Un texte répétitif et minimaliste

En discutant avec des amis cet été, certains ont avoué très franchement qu’ils trouvaient ce chapitre ennuyeux. Et à la première lecture, il y a effectivement de quoi trouver ce chapitre ennuyeux — mais à la première lecture seulement ! 

Notre question est donc la suivante : pourquoi ressentons-nous ainsi un sentiment d’ennui ? On a trouvé quelques pistes de réponse (et c’est passionnant !) :

  • 1) On s’ennuie parce que c’est méga répétitif. En effet, tout ce chapitre est construit sur un modèle où la description de chaque jour est ponctuée de formules consacrées qui reviennent immanquablement. Ça donne une impression de redite un peu lassante. Prenons 2 exemples :
    • Pour chacun des 6 jours de la création, Dieu « dit » quelque chose puis « il en est ainsi ».
    • Pour chacun des 6 jours de la création, on retrouve la même formule à la fin : « Et il y eut un soir et il y eut un matin : x-ième jour ».
       
  • 2) On s’ennuie parce que c’est hyper minimaliste. En effet, ce long poème est étonnamment très épuré, très simple, très sobre… loin des récits de création tonitruants ou dithyrambiques de l’époque. Ici, le texte biblique prend l’exact contre-pied des légendes truffées d’exagérations et hyperboles à gogo !

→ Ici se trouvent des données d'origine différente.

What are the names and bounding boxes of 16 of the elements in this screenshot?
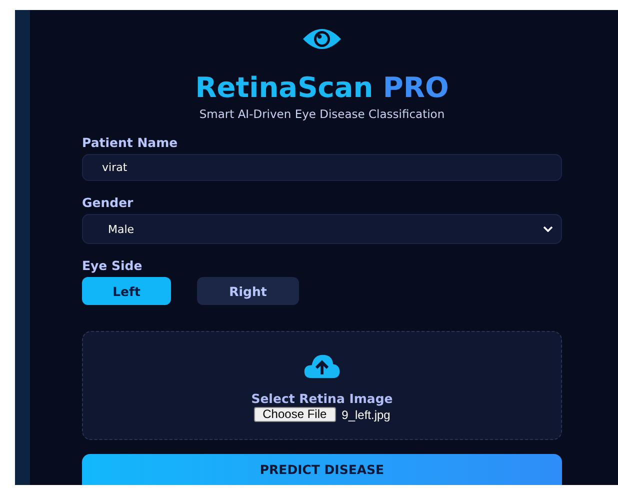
upload-area[interactable]: Select Retina Image Choose File 9_left.jpg (82, 331, 562, 440)
cloud-upload-icon (303, 353, 341, 379)
gender-dropdown[interactable]: Male (82, 214, 562, 244)
field-label: Gender (82, 195, 134, 210)
chevron-down-icon (543, 226, 553, 232)
app-subtitle: Smart AI-Driven Eye Disease Classification (199, 107, 445, 121)
eye-side-button[interactable]: Right (197, 277, 299, 305)
patient-name-field[interactable]: virat (82, 154, 562, 181)
predict-button[interactable]: PREDICT DISEASE (82, 454, 562, 485)
field-label: Patient Name (82, 135, 179, 150)
eye-side-button[interactable]: Left (82, 277, 171, 305)
app-title: RetinaScan PRO (195, 71, 449, 105)
field-label: Eye Side (82, 258, 144, 273)
file-name: 9_left.jpg (342, 408, 390, 422)
choose-file-button[interactable]: Choose File (254, 407, 336, 422)
upload-label: Select Retina Image (251, 391, 393, 406)
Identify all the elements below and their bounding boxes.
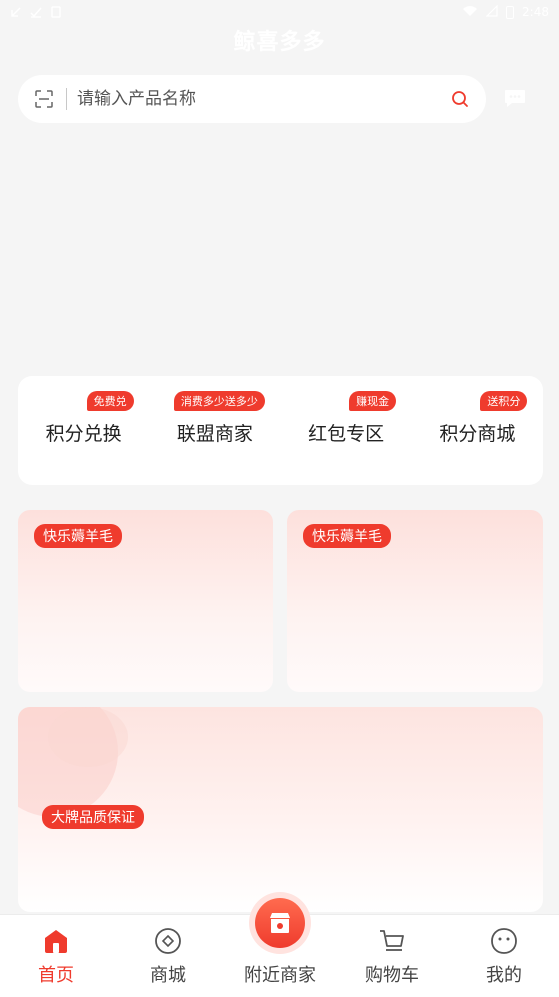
status-right: 2:48 bbox=[462, 4, 549, 20]
status-time: 2:48 bbox=[522, 5, 549, 19]
promo-tag: 快乐薅羊毛 bbox=[34, 524, 122, 548]
category-points-exchange[interactable]: 免费兑 积分兑换 bbox=[24, 376, 144, 485]
search-divider bbox=[66, 88, 67, 110]
promo-tag: 大牌品质保证 bbox=[42, 805, 144, 829]
promo-card-left[interactable]: 快乐薅羊毛 bbox=[18, 510, 273, 692]
search-bar[interactable] bbox=[18, 75, 486, 123]
store-icon bbox=[255, 898, 305, 948]
status-bar: 2:48 bbox=[0, 0, 559, 24]
category-label: 积分商城 bbox=[439, 423, 516, 445]
battery-icon bbox=[506, 5, 515, 19]
wifi-icon bbox=[462, 5, 478, 20]
category-badge: 消费多少送多少 bbox=[173, 391, 265, 411]
sim-icon bbox=[50, 6, 62, 18]
tab-label: 首页 bbox=[38, 965, 74, 986]
check-icon bbox=[30, 6, 42, 18]
home-icon bbox=[40, 925, 72, 957]
tab-label: 附近商家 bbox=[244, 965, 316, 986]
category-badge: 赚现金 bbox=[349, 391, 397, 411]
tab-label: 我的 bbox=[486, 965, 522, 986]
promo-card-right[interactable]: 快乐薅羊毛 bbox=[287, 510, 543, 692]
tab-home[interactable]: 首页 bbox=[1, 915, 111, 997]
status-left bbox=[10, 6, 62, 18]
tab-label: 商城 bbox=[150, 965, 186, 986]
download-icon bbox=[10, 6, 22, 18]
search-input[interactable] bbox=[77, 89, 450, 109]
search-icon[interactable] bbox=[450, 89, 470, 109]
tab-mine[interactable]: 我的 bbox=[449, 915, 559, 997]
tab-cart[interactable]: 购物车 bbox=[337, 915, 447, 997]
scan-icon[interactable] bbox=[34, 89, 54, 109]
category-badge: 送积分 bbox=[480, 391, 528, 411]
category-label: 红包专区 bbox=[308, 423, 385, 445]
category-label: 积分兑换 bbox=[45, 423, 122, 445]
category-label: 联盟商家 bbox=[176, 423, 253, 445]
signal-icon bbox=[485, 4, 498, 20]
message-icon[interactable] bbox=[502, 86, 528, 110]
category-red-packet-zone[interactable]: 赚现金 红包专区 bbox=[286, 376, 406, 485]
tab-label: 购物车 bbox=[365, 965, 419, 986]
mall-icon bbox=[152, 925, 184, 957]
category-points-mall[interactable]: 送积分 积分商城 bbox=[417, 376, 537, 485]
cart-icon bbox=[376, 925, 408, 957]
profile-icon bbox=[488, 925, 520, 957]
category-alliance-merchants[interactable]: 消费多少送多少 联盟商家 bbox=[155, 376, 275, 485]
promo-card-wide[interactable]: 大牌品质保证 bbox=[18, 707, 543, 912]
decoration-circle bbox=[48, 707, 128, 767]
category-card: 免费兑 积分兑换 消费多少送多少 联盟商家 赚现金 红包专区 送积分 积分商城 bbox=[18, 376, 543, 485]
promo-tag: 快乐薅羊毛 bbox=[303, 524, 391, 548]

Répétitif et minimaliste donc… Pourtant, ces adjectifs n’ont rien de péjoratif. Au contraire ! En fait, il faut rappeler que ce texte est une sorte de long poème

Autrement dit, chaque fois revient le même refrain… au sens littéral — comme un refrain de musique qui se répète après chaque couplet ! Dit comme ça, c’est d’un coup beaucoup plus mélodieux et poétique !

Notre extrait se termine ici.